How Reliable Are FOSS Popularity Metrics? Analyzing the Effort Required for Spoofing Common Software Popularity Metrics
For software engineering researchers and practitioners relying on FOSS metrics for ranking, dataset construction, or reward allocation, the paper shows that these metrics are easily manipulated, undermining their reliability.
The paper analyzes the spoofing effort required to manipulate common FOSS popularity metrics, finding that many categories (e.g., commit data, downloads, dependency relations) are manipulable with low to moderate effort, and identifies a sybil attack of over 70,000 spam packages on npm. The results suggest these metrics should be used with greater caution.
Quantitative metrics derived from software repositories and package ecosystems are widely used to assess the impact, popularity, maintenance, and criticality of free and open source software (FOSS) projects. However, these metrics are often assumed to be reliable despite their potential susceptibility to manipulation. Prior empirical software engineering and security research deployed these in a variety of ways which assume they indeed capture project impact and popularity.

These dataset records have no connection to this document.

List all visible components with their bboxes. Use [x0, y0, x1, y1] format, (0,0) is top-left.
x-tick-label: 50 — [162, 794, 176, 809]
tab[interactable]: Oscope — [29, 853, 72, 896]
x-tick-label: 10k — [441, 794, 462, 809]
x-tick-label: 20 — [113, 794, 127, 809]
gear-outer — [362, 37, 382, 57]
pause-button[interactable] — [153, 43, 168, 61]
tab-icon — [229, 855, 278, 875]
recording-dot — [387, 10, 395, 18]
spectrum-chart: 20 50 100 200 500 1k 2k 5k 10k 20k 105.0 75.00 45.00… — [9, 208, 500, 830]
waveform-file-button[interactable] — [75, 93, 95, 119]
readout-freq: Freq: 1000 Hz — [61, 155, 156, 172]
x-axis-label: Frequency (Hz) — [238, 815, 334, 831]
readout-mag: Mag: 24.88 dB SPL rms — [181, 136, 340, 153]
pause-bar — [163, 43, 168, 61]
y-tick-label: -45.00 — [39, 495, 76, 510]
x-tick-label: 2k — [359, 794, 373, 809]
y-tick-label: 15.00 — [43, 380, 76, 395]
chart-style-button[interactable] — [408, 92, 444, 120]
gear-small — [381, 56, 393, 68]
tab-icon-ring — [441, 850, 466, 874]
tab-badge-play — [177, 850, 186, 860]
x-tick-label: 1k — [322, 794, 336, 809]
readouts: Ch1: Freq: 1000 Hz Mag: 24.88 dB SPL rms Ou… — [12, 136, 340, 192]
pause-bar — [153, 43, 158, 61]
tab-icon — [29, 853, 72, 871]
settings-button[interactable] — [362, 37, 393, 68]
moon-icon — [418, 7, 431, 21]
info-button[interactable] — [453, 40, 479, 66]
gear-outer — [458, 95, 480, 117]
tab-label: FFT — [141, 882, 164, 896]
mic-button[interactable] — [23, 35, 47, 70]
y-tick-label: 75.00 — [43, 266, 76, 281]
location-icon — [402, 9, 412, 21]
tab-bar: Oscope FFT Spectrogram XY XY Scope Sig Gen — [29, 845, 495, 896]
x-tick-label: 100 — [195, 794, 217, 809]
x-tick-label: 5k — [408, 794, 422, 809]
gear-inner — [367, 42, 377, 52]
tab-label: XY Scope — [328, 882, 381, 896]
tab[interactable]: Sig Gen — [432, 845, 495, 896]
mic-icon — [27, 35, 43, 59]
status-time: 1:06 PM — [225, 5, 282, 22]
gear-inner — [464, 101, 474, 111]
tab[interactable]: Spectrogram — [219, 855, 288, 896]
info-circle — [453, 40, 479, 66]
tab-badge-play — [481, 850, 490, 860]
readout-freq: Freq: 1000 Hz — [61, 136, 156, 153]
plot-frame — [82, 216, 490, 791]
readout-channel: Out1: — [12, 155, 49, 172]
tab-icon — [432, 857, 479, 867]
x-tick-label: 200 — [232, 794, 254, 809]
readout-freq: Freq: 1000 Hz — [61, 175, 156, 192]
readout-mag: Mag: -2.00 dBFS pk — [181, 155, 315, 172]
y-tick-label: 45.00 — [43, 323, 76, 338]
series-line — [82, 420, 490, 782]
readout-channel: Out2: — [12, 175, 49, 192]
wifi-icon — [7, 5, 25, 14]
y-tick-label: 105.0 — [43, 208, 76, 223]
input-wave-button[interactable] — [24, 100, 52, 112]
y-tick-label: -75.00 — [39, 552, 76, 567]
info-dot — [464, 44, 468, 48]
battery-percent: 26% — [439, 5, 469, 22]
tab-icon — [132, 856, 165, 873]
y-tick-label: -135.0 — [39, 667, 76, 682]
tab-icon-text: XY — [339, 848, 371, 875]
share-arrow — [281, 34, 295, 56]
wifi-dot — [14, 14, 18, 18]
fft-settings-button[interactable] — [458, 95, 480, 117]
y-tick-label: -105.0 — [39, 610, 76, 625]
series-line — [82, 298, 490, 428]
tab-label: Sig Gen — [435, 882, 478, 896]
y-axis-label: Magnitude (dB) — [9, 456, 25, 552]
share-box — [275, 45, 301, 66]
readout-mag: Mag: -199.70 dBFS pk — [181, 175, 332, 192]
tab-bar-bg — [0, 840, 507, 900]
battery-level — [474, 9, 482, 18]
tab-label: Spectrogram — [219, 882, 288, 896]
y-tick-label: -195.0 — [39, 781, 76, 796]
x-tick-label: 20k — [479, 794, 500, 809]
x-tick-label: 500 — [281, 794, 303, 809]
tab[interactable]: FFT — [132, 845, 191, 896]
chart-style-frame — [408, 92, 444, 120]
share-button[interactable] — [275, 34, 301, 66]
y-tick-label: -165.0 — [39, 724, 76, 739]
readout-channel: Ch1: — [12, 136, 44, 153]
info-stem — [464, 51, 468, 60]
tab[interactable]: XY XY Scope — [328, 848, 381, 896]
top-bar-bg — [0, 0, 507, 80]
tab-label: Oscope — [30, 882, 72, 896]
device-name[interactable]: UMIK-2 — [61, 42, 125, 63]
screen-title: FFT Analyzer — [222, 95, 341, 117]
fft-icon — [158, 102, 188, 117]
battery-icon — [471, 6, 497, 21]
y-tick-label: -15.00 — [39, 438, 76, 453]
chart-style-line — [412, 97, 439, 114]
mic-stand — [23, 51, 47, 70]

Yet, the extent to which these underlying signals can be spoofed in practice, and the consequences this has for downstream uses of the metrics, has received little focused attention. To address this gap, the paper decomposes existing combined metrics into atomic metric categories, analyzes their spoofing effort under a maintainer-centered threat model, and investigates a real-world sybil attack on npm connected to an impact-based reward mechanism. The analysis finds that many metric categories, especially commit data, issue-tracker activity, downloads, repository contents, and dependency relations, are manipulable with low to moderate effort, and it identifies a sybil attack comprising more than 70,000 spam packages on npm. These results imply that quantitative FOSS metrics should be used with much greater caution in software engineering research and practice, particularly for ranking, dataset construction, and any allocation or evaluation process that turns metrics into optimization targets.